Premetti il pulsante di selezione e i bracci meccanici sopra di me si spostarono verso le mie caviglie.
Mi preparai, chiudendo gli occhi e aspettando che arrivasse il dolore, ma sentii solo un leggero solletico sulla pelle.
Guardai in basso e vidi i bracci creare il tessuto intorno alle mie gambe, come una stampante.
Un piccolo sorriso apparve sul mio viso, poi una voce nel mio orecchio chiese: «Che emozione è questa?»

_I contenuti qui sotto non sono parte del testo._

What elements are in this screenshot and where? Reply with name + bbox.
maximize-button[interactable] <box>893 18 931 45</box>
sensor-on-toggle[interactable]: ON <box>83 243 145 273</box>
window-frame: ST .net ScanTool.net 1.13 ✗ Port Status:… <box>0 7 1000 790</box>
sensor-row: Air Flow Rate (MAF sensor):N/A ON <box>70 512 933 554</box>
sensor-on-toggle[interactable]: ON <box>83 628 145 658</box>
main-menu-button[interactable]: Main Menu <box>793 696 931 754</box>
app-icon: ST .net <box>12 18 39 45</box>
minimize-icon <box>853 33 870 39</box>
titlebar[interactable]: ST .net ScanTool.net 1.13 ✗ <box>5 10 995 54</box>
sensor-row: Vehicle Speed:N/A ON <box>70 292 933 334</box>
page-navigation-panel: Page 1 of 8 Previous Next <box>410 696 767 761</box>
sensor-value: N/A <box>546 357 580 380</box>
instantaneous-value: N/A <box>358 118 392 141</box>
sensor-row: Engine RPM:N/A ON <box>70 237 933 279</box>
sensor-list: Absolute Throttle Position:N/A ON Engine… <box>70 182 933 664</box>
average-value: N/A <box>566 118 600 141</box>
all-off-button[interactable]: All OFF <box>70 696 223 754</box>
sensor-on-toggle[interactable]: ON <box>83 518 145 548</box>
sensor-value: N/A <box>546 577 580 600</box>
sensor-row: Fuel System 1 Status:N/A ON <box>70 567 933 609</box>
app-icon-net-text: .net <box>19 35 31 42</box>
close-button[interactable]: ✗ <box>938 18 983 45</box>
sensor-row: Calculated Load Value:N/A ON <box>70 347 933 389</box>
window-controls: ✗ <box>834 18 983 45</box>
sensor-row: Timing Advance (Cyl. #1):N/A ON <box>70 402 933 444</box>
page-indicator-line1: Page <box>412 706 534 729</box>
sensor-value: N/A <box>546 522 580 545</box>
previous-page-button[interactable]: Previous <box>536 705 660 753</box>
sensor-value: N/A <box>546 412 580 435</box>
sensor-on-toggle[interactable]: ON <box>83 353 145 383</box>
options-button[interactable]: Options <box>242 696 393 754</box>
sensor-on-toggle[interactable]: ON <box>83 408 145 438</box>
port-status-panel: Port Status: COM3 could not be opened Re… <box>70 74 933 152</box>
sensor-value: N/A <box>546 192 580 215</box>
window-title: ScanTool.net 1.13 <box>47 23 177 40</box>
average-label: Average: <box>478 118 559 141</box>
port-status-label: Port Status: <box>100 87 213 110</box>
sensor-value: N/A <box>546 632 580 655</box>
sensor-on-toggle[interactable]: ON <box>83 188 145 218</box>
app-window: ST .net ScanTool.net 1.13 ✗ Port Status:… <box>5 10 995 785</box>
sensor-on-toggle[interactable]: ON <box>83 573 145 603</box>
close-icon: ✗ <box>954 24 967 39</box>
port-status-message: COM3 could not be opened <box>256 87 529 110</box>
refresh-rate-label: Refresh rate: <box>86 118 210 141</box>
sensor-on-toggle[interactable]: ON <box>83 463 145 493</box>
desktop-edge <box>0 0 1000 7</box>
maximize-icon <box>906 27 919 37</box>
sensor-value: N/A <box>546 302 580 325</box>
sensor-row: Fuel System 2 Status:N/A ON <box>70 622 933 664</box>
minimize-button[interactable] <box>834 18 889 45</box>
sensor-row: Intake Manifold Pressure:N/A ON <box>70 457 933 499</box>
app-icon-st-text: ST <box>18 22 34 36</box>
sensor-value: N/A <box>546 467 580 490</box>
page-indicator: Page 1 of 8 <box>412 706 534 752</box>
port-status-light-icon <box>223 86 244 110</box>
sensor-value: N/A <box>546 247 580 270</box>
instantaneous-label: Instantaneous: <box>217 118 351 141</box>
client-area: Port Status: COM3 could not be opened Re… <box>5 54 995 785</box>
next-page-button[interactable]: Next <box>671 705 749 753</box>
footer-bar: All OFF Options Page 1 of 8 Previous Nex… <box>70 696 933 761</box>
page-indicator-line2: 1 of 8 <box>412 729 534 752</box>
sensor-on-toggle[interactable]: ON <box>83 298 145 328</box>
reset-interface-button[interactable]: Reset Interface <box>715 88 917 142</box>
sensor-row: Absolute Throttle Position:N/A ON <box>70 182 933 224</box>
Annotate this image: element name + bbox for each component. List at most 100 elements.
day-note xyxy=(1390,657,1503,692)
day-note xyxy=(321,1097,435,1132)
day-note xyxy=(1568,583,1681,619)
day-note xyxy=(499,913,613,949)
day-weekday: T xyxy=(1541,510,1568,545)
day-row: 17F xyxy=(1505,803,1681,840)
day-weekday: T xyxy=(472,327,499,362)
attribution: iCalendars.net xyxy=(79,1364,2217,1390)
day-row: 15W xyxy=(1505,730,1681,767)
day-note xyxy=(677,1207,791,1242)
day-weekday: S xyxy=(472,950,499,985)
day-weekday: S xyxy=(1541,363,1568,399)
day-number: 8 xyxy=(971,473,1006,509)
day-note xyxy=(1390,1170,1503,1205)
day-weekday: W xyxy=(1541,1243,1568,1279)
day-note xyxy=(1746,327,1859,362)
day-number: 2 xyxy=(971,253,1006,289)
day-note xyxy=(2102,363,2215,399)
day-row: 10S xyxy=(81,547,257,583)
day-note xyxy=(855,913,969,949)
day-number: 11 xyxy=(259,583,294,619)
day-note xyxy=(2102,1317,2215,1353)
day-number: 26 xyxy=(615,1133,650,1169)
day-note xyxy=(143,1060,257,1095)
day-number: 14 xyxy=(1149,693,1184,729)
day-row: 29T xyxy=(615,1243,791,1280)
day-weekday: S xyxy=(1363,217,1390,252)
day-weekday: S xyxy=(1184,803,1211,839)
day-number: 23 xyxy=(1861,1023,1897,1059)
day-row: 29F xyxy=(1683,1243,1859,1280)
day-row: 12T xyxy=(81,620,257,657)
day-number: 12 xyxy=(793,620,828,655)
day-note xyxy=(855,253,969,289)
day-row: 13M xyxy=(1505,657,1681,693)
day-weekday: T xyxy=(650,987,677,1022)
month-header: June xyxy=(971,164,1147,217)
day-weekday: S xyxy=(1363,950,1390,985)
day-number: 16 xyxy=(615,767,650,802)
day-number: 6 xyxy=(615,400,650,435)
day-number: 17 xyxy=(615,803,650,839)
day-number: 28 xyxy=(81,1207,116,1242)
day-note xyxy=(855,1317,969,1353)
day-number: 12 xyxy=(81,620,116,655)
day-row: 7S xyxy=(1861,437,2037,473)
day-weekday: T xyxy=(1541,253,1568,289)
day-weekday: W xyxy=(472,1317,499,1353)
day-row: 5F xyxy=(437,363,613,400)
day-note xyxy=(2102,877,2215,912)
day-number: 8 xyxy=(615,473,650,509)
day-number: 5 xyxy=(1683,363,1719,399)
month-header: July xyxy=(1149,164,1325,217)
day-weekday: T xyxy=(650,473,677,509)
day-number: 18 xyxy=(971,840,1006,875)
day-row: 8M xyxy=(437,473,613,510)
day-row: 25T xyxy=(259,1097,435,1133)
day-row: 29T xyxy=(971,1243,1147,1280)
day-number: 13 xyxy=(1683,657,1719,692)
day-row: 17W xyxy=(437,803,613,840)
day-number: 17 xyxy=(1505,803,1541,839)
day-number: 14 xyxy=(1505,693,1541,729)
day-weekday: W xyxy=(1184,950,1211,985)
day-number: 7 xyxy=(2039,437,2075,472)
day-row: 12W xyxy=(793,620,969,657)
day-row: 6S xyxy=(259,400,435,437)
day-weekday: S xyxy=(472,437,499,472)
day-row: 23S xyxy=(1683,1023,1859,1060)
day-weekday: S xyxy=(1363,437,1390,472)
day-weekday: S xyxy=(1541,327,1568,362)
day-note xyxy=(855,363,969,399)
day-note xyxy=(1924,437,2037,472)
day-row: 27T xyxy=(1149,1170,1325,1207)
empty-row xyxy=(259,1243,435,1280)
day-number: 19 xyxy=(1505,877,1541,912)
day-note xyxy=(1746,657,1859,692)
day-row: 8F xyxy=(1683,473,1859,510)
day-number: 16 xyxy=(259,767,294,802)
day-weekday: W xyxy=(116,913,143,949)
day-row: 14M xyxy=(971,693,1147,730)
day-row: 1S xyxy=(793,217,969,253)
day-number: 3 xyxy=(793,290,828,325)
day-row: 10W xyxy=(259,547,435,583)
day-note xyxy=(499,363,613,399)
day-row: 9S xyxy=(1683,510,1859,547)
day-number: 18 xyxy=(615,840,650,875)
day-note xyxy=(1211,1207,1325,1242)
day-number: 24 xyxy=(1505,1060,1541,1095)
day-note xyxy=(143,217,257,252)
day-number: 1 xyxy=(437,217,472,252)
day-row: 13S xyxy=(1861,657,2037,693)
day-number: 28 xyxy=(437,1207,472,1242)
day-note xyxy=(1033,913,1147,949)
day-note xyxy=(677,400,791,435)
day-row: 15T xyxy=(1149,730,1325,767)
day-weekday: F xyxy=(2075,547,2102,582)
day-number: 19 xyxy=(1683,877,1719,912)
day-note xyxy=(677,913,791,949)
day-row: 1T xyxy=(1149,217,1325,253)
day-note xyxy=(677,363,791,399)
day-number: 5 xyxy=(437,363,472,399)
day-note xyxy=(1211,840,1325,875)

«Gioia. Stupore. Questo è incredibile.»
Il tessuto si mosse intorno alle mie gambe e in parti che preferirei non menzionare, ma quando ebbe finito ero completamente vestita.
I jeans sembravano jeans normali. Mi stavano a pennello.
Sorrisi ampiamente e annuii mentre la macchina mi rimetteva in piedi.
«Vieni sul ponte. Partiremo presto», disse la voce.
«Arrivo», dissi, distogliendo lo sguardo dal lungo elenco di vestiti sul piccolo schermo.